He laughed and darted his head forward and kissed her mouth.
A Gallows Kind of Shout
Stuck at the top of the basement steps, Clover waited while Julius Foster Konigsburg climbed up painfully, stopping from time to time to crack a deep, throat-adjusting cough.
As he climbed she went to the props man’s area to fetch him a paper cup of water from the jug kept there. When he reached the landing, Julius took the cup and drained it down before attempting the flight of steps up to the stage.

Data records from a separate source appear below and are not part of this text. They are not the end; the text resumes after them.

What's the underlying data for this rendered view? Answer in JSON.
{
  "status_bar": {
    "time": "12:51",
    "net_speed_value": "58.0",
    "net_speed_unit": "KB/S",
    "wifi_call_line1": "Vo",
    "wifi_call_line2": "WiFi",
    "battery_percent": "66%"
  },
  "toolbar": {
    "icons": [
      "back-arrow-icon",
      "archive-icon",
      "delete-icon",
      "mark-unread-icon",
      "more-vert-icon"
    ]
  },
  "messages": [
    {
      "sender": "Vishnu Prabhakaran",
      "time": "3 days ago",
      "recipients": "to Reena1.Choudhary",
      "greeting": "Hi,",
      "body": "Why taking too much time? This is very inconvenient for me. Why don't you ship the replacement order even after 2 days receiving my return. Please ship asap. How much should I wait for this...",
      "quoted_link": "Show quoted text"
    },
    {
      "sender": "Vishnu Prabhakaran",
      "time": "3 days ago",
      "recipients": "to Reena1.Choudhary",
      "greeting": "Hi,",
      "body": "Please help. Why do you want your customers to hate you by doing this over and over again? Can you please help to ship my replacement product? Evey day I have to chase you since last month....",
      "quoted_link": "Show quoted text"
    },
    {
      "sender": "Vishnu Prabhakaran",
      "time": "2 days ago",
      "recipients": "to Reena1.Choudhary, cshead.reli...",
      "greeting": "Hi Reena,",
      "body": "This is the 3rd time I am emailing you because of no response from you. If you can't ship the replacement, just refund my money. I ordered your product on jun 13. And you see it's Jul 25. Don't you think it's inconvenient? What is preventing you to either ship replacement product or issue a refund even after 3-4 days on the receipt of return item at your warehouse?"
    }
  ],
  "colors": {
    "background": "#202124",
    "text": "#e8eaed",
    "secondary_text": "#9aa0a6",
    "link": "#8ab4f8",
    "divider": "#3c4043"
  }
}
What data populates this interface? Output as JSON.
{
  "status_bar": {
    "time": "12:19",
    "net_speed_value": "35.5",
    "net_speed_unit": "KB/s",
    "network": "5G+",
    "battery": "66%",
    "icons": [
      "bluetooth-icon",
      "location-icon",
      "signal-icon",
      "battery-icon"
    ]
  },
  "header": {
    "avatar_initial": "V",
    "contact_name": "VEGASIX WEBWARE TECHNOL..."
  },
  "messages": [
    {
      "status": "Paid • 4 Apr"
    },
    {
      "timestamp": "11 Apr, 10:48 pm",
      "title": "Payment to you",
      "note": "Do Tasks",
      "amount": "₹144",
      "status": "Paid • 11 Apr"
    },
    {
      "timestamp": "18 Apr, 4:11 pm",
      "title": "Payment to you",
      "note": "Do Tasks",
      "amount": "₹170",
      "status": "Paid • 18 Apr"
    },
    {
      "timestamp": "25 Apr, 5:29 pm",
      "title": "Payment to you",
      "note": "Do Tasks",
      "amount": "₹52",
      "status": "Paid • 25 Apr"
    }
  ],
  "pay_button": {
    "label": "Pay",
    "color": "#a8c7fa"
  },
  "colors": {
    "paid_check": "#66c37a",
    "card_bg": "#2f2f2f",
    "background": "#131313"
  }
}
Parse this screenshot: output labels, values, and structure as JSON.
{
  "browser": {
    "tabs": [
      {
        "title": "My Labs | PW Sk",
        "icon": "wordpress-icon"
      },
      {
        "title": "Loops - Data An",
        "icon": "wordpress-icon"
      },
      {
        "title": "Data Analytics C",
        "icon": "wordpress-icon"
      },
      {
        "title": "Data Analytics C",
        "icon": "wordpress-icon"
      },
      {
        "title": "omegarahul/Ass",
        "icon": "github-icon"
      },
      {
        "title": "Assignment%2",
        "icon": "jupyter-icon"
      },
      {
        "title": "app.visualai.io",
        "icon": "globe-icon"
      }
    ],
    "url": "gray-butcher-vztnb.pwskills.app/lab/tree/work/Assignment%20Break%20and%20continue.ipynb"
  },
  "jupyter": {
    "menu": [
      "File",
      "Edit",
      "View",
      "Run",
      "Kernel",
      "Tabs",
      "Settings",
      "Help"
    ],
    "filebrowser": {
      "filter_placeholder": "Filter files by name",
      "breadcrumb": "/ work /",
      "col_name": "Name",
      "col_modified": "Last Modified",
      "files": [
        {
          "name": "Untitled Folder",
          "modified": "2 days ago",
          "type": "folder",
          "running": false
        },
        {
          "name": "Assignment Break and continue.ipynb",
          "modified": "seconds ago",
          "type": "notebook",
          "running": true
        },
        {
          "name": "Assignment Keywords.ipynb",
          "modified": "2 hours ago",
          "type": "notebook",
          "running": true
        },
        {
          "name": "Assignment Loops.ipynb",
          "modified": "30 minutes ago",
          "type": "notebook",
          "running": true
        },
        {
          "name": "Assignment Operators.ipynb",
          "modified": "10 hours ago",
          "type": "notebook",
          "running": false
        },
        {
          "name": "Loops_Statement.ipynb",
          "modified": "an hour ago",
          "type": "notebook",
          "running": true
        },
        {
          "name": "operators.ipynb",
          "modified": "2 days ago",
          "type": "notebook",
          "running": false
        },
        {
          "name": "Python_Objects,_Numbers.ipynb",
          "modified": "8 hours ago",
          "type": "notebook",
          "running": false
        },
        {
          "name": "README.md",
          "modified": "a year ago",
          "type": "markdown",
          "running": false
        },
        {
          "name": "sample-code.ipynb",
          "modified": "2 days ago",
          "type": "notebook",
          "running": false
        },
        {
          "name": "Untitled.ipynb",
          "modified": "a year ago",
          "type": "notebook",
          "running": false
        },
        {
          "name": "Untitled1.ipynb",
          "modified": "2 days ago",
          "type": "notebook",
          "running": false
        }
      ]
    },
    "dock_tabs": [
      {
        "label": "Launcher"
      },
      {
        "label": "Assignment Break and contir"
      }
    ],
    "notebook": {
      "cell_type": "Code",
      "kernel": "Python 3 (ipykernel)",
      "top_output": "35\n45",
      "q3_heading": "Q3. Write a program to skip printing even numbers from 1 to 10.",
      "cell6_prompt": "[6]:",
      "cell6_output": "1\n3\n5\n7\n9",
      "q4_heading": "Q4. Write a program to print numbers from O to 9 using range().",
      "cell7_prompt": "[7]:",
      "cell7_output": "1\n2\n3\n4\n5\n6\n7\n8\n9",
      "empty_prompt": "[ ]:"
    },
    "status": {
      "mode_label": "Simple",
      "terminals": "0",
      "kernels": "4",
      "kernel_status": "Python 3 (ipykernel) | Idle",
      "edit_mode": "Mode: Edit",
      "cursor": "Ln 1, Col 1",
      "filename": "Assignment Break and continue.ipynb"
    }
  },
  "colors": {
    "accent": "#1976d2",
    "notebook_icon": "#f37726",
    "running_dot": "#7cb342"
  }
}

‘Just a snatch of water, thank you—a paper cup—like drinking from a letter.’ He coughed hugely again. ‘Well, I’m off. All new material, naturally, stolen from the greatest modern masters. If I use anything of yours, dear miss, I will pay you five cents.’
He surged out onto the stage, into the pool of lights left over from when the girls had been turned down, and made a tremendous bow.
‘Forgive me, dear sir, for my tardiness. I was performing my toilette—had squeezed out too much Toothpaste, and had the devil of a time getting it back into the Tube.’
He waited a beat for an imaginary laugh, striking a very professional pose, Clover considered. But she could see that he was not going over big with the manager. Mr. Cleveland slumped in his newly mended chair, one hand shading his eyes with a folded newspaper. Since the footlights did not shine outwards, there was nothing much to shade his eyes from, except Julius Foster Konigsburg.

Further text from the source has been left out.